4 Reasons Your Sales Team Isn’t Receiving Referrals
It is every sales professional’s dream to wake up in the morning and there in their inbox is a new prospective client just waiting on them. But not the kind that is just a lead from the “contact” page of the company website. Nor the kind of prospect that they then have to start chasing. The dream is for a prospect who is serious about purchasing and already trust the sales professional to help them make the right choice.
That type of prospect only shows up in one of two ways. Either the prospect has spent months or longer researching the options, watching the demo videos, checking out the case studies and testimonials and has ruled out that their needs will be better served by one of your competitors.
Or the prospect has been referred to you by someone they trust.
The second option is faster. And a referred prospect is typically less price sensitive because the trust they place in you – put there by the person who referred them – adds value to you.
But most sales teams are not receiving as many – or any – referrals. Here are four common reasons why your sales team may be struggling to bring in referrals.
You are telling them to ask
I get it, it is the majority of the advice out there. There are articles, books, training programs and more teaching people how to ask for referrals… who to ask, when to ask, what different scripts to use when asking and more.
It is what we have heard for so long we have started to believe “asking for referrals” is the only way.
But when you understand the human dynamic and psychology of a referral, you recognize that asking for a referral dilutes the power of a referral.

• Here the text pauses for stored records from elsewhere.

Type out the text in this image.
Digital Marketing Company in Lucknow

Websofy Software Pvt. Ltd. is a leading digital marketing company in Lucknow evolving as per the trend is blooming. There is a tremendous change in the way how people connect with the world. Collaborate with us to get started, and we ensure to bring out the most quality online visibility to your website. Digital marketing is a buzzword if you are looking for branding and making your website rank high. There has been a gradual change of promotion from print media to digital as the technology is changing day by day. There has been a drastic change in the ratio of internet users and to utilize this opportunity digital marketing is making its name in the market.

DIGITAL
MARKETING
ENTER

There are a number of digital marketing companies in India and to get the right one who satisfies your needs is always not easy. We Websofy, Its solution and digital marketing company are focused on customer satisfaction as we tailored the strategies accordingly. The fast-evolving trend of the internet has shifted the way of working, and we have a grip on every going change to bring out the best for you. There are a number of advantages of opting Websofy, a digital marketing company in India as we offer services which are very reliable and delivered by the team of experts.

A referral happens because your referral source (the person who sends you referrals) knows someone who has a problem or issue and they know you can solve the problem. They refer to help someone out – the person who has the problem – not to send you a new client.
If I am willing to help someone with a problem, the help I want to provide is that of a trusted resource. Which means the relationships you or your sales team has with your referral sources matter most.
What your team needs is to be able to stop asking for referral and start cultivating relationship with referral sources or potential referral sources.
The only tool you provide is an incentivized referral program
It seems when asking doesn’t work, many companies will turn to incentivized referral programs for their sales team to promote to referral sources. The program typically involves paying a referral source for a referral. But what is missed with this attempt at a solution, is that only a small minority of people are willing to “refer” for a commission.
Most people refer because it is how they help someone with their problem. They would feel uncomfortable if that friend, colleague or peer found out that they received a commission for referring them.
It doesn’t matter if the company is B2B or B2C. Providing commission for “referrals” (which are really just leads you are willing to pay for) not disclosed up front will most likely backfire by damaging the relationship for all involved.
What your team needs are better tools in their referral toolbox.
You focus on the short-term fix
Many businesses are so fixated on the now – this month’s or quarter’s numbers – that they develop tunnel vision on growth. It is true that receiving referrals takes longer than some prospecting tactics. But the better quality of prospects more than makes up for the additional time or delay.
But to have a fully functioning referral strategy in your business, you have to be willing to invest some time and resources. Most importantly you have to be willing to balance the activity needed right now to generate a new lead with the activity needed over time to sow future referrals. Most referral explosions start off as a trickle but then snowball when the relationship with the referral sources are handled correctly.
In my experience with the financial services industry – the now always mattered more than the future. It is true in many industries. If we are fixated on a short-term, then we miss out on doing what we need to do now to have a different future when it comes to referrals.
What your team needs is to know how to balance short-term and long-term activity.
You haven’t trained them to have different closing conversations with referred prospects
The worst thing that can happen to a sales professional or anyone involved in bringing in new clients is to receive a referral and then not close them. A referred prospect is always yours to lose.
The sale process is different when your prospect has been referred to you. The questions you ask, and the conversation flow follows a different path. It is not about trying to find the pain or agitate the pain in your prospect. It is not about the sale pitch of your service from A to Z or how you stack up against competitors.
It is about knowing how to connect the prospect to the trust they have in you and working together to see if you are a fit.
What your team needs is to understand how to “sell” to a referred prospect, so they don’t miss out on an ‘easy-to-close’ prospect.
Ultimately what your sales professionals need is help thinking about referrals differently than they think about other types of leads.
They need permission to take the time to develop relationships with their current or ‘soon-to-be’ referral sources. They need to understand the difference between just keeping-in-touch and what is means to be top-of-mind in a memorable and meaningful way. And they need to know how to use the right referral seed language, how it works and when to plant it, so they never have to ask for a referral or pay for a referral again.